By Kermit Rowe
The best way to sum up the reaction of area farmers to the passage of a new five-year, $1 trillion farm bill by the House of Represen-tatives last week is a collective sigh of relief.
Years of delays, political haggling and extensions might finally be coming to an end soon. The new farm bill is now in the Senate’s hands, where it is expected to pass, and President Obama has said he would sign it once it hits his desk. The timeline for that is still uncertain.

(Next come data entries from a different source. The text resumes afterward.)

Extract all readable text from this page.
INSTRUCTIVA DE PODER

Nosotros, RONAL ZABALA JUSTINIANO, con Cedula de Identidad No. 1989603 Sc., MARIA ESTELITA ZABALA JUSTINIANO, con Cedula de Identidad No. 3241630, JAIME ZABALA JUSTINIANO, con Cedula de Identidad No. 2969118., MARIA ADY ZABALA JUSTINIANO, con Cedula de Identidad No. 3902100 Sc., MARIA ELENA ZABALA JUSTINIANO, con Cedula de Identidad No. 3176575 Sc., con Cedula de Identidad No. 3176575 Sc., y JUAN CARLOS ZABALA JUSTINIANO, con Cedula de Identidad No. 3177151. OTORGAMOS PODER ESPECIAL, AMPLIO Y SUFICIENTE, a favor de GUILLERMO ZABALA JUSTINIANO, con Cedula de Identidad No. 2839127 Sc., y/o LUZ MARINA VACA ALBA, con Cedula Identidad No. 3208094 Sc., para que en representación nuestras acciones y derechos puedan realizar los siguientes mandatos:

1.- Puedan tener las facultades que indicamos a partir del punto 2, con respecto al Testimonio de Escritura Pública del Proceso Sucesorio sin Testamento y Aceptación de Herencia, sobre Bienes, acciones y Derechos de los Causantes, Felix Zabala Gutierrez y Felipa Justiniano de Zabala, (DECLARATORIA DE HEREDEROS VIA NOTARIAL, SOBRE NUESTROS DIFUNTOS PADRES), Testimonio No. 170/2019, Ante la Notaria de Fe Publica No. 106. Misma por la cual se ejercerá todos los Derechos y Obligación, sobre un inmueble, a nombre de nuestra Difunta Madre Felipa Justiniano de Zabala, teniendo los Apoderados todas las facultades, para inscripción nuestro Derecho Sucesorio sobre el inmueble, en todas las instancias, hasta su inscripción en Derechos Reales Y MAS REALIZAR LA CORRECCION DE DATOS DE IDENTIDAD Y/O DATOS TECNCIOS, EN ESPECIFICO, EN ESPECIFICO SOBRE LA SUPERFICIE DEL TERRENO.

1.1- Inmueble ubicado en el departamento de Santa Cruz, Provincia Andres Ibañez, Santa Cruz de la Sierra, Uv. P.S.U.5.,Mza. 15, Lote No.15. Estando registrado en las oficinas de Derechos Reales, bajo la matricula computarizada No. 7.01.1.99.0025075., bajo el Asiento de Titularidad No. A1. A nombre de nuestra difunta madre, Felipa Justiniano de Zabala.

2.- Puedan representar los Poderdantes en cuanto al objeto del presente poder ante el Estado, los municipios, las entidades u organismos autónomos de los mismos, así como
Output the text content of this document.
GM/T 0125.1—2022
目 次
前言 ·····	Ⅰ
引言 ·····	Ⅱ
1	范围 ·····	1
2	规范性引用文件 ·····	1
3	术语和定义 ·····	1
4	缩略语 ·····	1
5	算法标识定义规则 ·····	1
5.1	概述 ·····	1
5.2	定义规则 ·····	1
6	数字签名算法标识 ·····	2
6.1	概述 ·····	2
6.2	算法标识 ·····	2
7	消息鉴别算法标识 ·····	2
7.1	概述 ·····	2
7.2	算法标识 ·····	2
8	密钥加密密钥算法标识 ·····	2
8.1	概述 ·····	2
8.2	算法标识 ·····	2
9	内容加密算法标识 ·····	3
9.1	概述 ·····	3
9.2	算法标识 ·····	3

“I’m glad they finally passed it,” said Bill Agle, who has been farming in eastern Clark County since he graduated from Ohio State University in the mid-1970s. “We need to have some security and know what our programs are going to be, what our crop insurance will be like. We need to make some plans for the future and not be at the mercy of the whims of the government
Tom Tullis, an Urbana farmer for over a half-century and a Champaign County fair board member, couldn’t agree more.

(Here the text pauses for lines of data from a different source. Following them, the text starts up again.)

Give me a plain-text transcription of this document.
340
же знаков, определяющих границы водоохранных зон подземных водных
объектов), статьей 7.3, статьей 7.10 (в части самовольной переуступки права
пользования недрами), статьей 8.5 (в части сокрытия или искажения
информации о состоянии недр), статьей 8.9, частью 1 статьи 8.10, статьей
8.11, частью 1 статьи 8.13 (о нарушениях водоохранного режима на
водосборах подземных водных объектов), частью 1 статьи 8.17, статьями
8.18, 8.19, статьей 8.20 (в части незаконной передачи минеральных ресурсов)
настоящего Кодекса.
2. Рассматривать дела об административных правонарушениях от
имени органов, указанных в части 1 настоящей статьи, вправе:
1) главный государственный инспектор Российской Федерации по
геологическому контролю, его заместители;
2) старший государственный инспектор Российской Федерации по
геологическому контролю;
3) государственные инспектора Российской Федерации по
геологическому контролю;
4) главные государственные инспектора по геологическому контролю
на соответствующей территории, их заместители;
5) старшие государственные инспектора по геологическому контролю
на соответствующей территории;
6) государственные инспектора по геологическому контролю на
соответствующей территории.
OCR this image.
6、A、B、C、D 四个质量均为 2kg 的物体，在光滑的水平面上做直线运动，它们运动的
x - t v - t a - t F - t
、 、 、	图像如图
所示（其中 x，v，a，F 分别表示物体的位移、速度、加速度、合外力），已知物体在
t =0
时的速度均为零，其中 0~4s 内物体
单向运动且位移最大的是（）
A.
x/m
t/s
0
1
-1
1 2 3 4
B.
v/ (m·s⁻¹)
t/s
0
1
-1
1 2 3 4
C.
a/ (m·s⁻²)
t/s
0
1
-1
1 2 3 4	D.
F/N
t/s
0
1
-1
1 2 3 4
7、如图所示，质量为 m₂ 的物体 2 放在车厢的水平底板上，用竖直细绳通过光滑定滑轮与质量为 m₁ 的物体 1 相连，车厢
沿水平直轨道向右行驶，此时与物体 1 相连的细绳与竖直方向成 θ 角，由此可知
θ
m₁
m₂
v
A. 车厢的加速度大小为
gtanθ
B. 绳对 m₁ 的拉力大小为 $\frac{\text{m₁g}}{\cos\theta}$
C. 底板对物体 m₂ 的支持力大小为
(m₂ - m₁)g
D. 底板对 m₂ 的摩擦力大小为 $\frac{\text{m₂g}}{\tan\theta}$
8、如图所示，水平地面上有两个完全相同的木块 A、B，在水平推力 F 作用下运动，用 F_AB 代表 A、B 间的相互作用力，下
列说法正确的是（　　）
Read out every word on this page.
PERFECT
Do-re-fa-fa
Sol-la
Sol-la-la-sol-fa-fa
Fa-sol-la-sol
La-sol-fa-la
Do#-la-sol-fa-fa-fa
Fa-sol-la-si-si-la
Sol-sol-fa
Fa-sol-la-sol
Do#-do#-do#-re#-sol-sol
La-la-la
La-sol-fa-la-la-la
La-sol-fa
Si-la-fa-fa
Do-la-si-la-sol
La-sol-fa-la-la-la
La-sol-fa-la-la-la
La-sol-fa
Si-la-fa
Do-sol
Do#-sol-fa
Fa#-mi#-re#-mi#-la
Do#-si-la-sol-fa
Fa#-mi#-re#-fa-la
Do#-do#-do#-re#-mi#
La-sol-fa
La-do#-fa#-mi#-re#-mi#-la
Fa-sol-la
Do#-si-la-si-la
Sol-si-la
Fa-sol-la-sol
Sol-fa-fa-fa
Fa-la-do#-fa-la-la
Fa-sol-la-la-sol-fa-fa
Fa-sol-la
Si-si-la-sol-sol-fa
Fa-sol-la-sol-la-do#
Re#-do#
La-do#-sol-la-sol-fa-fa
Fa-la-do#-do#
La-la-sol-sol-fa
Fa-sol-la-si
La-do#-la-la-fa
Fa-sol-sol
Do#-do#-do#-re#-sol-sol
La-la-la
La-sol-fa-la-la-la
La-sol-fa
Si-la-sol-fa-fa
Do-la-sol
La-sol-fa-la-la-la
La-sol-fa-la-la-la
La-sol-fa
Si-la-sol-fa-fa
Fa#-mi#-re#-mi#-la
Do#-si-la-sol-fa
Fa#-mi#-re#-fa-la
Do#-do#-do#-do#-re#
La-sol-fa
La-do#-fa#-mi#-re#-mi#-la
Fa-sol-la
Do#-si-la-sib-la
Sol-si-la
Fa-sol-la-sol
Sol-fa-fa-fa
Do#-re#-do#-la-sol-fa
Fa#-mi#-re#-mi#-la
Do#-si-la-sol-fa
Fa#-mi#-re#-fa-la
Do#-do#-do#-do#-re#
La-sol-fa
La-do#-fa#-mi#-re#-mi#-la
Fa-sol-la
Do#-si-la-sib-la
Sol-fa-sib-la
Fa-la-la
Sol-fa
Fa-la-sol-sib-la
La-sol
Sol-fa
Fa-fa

“It gives a farmer the insight of what’s coming down the road in terms of what you have to deal with, what you have to plan for, what kind of safety net you have or don’t have. Budgeting for crop insurance is a very large expense anymore,” he said.

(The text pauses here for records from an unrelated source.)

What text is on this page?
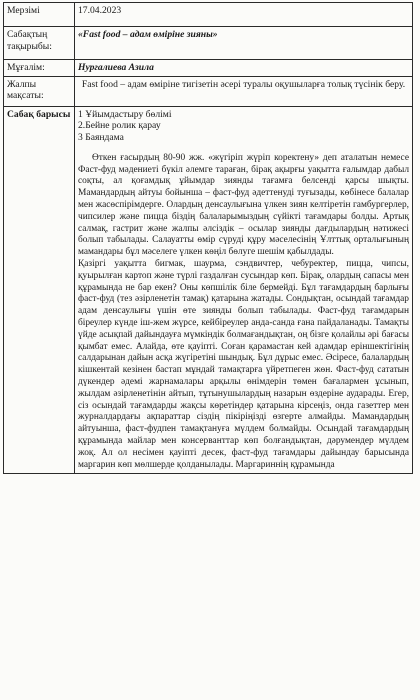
Мерзімі	17.04.2023
Сабақтың тақырыбы:	«Fast food – адам өміріне зияны»
Мұғалім:	Нургалиева Азила
Жалпы мақсаты:	Fast food – адам өміріне тигізетін әсері туралы оқушыларға толық түсінік беру.
Сабақ барысы	1 Ұйымдастыру бөлімі
2.Бейне ролик қарау
3 Баяндама

Өткен ғасырдың 80-90 жж. «жүгіріп жүріп коректену» деп аталатын немесе Фаст-фуд мәдениеті бүкіл әлемге тараған, бірақ ақырғы уақытта ғалымдар дабыл соқты, ал қоғамдық ұйымдар зиянды тағамға белсенді қарсы шықты. Мамандардың айтуы бойынша – фаст-фуд әдеттенуді туғызады, көбінесе балалар мен жасөспірімдерге. Олардың денсаулығына үлкен зиян келтіретін гамбургерлер, чипсилер және пицца біздің балаларымыздың сүйікті тағамдары болды. Артық салмақ, гастрит және жалпы әлсіздік – осылар зиянды дағдылардың нәтижесі болып табылады. Салауатты өмір сүруді құру мәселесінің Ұлттық орталығының мамандары бұл мәселеге үлкен көңіл бөлуге шешім қабылдады.

Қазіргі уақытта бигмак, шаурма, сэндвичтер, чебуректер, пицца, чипсы, қуырылған картоп және түрлі газдалған сусындар көп. Бірақ, олардың сапасы мен құрамында не бар екен? Оны көпшілік біле бермейді. Бұл тағамдардың барлығы фаст-фуд (тез әзірленетін тамақ) қатарына жатады. Сондықтан, осындай тағамдар адам денсаулығы үшін өте зиянды болып табылады. Фаст-фуд тағамдарын біреулер күнде іш-жем жүрсе, кейбіреулер анда-санда ғана пайдаланады. Тамақты үйде асықпай дайындауға мүмкіндік болмағандықтан, оң бізге қолайлы әрі бағасы қымбат емес. Алайда, өте қауіпті. Соған қарамастан кей адамдар еріншектігінің салдарынан дайын асқа жүгіретіні шындық. Бұл дұрыс емес. Әсіресе, балалардың кішкентай кезінен бастап мұндай тамақтарға үйретпеген жөн. Фаст-фуд сататын дүкендер әдемі жарнамалары арқылы өнімдерін төмен бағалармен ұсынып, жылдам әзірленетінін айтып, тұтынушылардың назарын өздеріне аударады. Егер, сіз осындай тағамдарды жақсы көретіндер қатарына кірсеңіз, онда газеттер мен журналдардағы ақпараттар сіздің пікіріңізді өзгерте алмайды. Мамандардың айтуынша, фаст-фудпен тамақтануға мүлдем болмайды. Осындай тағамдардың құрамында майлар мен консерванттар көп болғандықтан, дәрумендер мүлдем жоқ. Ал ол несімен қауіпті десек, фаст-фуд тағамдары дайындау барысында маргарин көп мөлшерде қолданылады. Маргариннің құрамында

“You need to know where to put your money at for the future.”
The passage of the bill, which includes the nation’s food stamp program, had been delayed for over two years.
“It’s been a long process, to get everybody working together and getting something concrete settled,” said Adam Ward, the executive director of the Ohio Soybean Association and a Champaign County native. He grew up on a farm near Westville, and his grandfather, father and two brothers still farm in the area.
“Speaking for the Ohio Soybean Association and for Ohio farmers in general, we’ve been pushing for some change in how policy is being written. It’s a changing business, and some policy has really become outdated. (The new farm bill) really is putting more emphasis on the crop insurance, which is very important to all of us.
“This is good for agricultural business in the long run.”
The Agricultural Act of 2014, the official name of the new bill, is expected to save taxpayers $16.6 billion over 10 years. Wednesday’s voting in the House was largely bipartisan.
The new farm bill ends so-called direct payments, which are subsidies paid to farmers whether they farm or not. The cost of the program had been estimated to be as high as $4.5 billion a year.
The new bill also includes stricter limits on how much money farmers can receive per year, now $125,000 annually on all payments and loans.
“That can be really a useful tool, especially for the young or newer farmer and when the markets are tight and the prices are low,” said Tullis.
The bill even includes a test program allowing 10 states to grow industrial hemp.
“The farmers don’t want any part of that,” said Tullis with a chuckle. “The farmers that want that are probably the 3- to 5-acre patch farmers, the smaller farmers.”